As I go on the load balancing howto I'm writing a script to automate this for loadb1 and loadb2, so that one can interactively enter the various bits of information necessary btw. If I get some good feedback on this and the system goes into production with the script working, I think I will post it somewhere in this forum.
Did you have a look at these tutorials?
Yeah I did actually have a look at those, except the last one.
My question was more about firewalls. I know there are tutorials how to set them up on this site as well. But I'm trying to figure out what kind of setup is optimal with what hardware. In theory I know all the possibilities because I've been browsing this forum. What I'm trying to figure out is the optimal solution. So, should we separate firewall from web server completely, by hardware hosts or just by virtual hosts or is it OK to put web server and firewall on the same machine. Things like that, more general. You know what I mean? I'm sure this is of interest to many who are setting up networks.
To study this kind of stuff, do you know of any good tools to monitor performance on Linux systems which are preferably open source?

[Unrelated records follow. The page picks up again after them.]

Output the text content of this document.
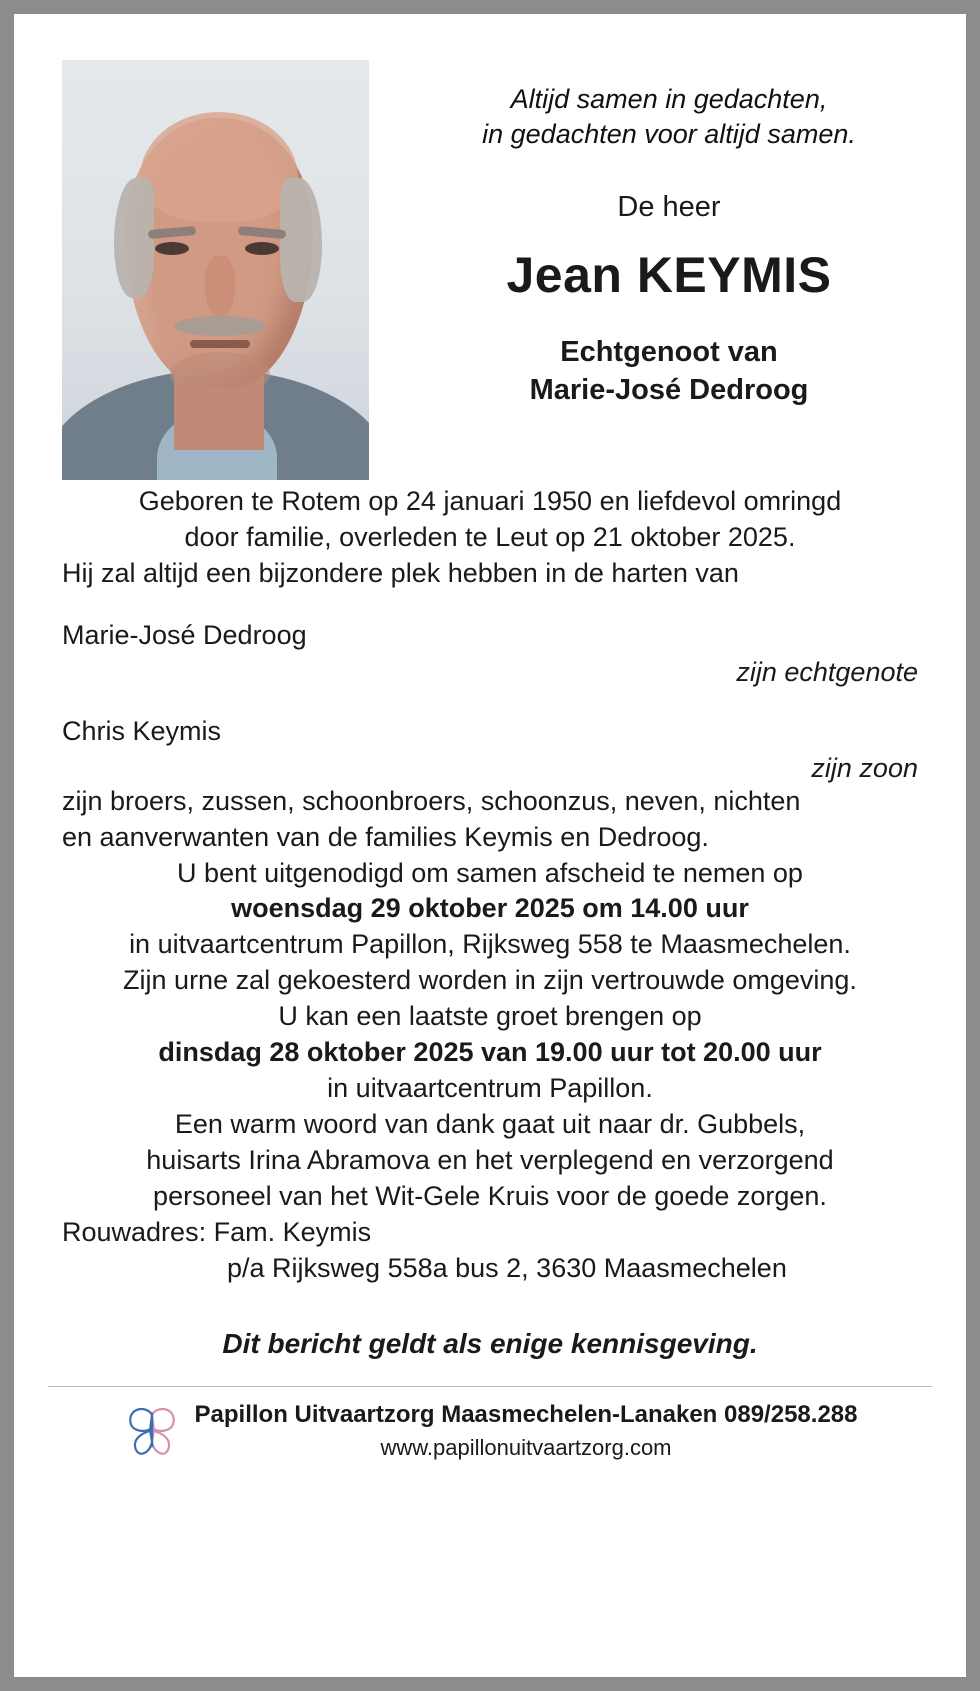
Altijd samen in gedachten,
in gedachten voor altijd samen.
De heer
Jean KEYMIS
Echtgenoot van
Marie-José Dedroog

Geboren te Rotem op 24 januari 1950 en liefdevol omringd
door familie, overleden te Leut op 21 oktober 2025.

Hij zal altijd een bijzondere plek hebben in de harten van

Marie-José Dedroog
zijn echtgenote
Chris Keymis
zijn zoon

zijn broers, zussen, schoonbroers, schoonzus, neven, nichten
en aanverwanten van de families Keymis en Dedroog.

U bent uitgenodigd om samen afscheid te nemen op
woensdag 29 oktober 2025 om 14.00 uur
in uitvaartcentrum Papillon, Rijksweg 558 te Maasmechelen.
Zijn urne zal gekoesterd worden in zijn vertrouwde omgeving.

U kan een laatste groet brengen op
dinsdag 28 oktober 2025 van 19.00 uur tot 20.00 uur
in uitvaartcentrum Papillon.

Een warm woord van dank gaat uit naar dr. Gubbels,
huisarts Irina Abramova en het verplegend en verzorgend
personeel van het Wit-Gele Kruis voor de goede zorgen.

Rouwadres: Fam. Keymis

p/a Rijksweg 558a bus 2, 3630 Maasmechelen

Dit bericht geldt als enige kennisgeving.
Papillon Uitvaartzorg Maasmechelen-Lanaken 089/258.288
www.papillonuitvaartzorg.com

A problem that I came across:
When I followed the howto http://www.howtoforge.com/high_avail...apache_cluster
I made a mistake and put two different load balancers into the file /etc/ha.d/haresources (i.e. loadb1's `uname -n` in loadb1 and loadb2's `uname -n` output in loadb2.
I tried reversing the step by putting loadb1's output into the file of loadb2 and restarting the services, but the output of `ipvsadm -L -n` still gave the same on loadb1 and loadb2:
Do you know what I'm missing? Is there another service I need to restart that I might have forgotten?
Thanks for all the good and easily understandable howtos and all the technical support. The howtos are greatly appreciated by (probably) many. :-)
Are there any modern updates to the first link with the High Availability and Load Balanced Clusters using redundant LB's and LAMP stacks? I am having trouble finding current equivalents using current gen software stacks (ie: Ubuntu Server 10.04, HAProxy, Linux-HA etc.)... :confused:
EDIT: Also using SSL persistence with use of shopping carts etc... I've posted in the Uby-forums about what I am going to embark on:
AFAIK, Ultramonkey is not being developed anymore... :(
By saying Ultramonkey, are you referring to Linux-HA and HAProxy as well? :confused:
No, just to Ultramonkey. Linux-HA and HAProxy are still being maintained/developed.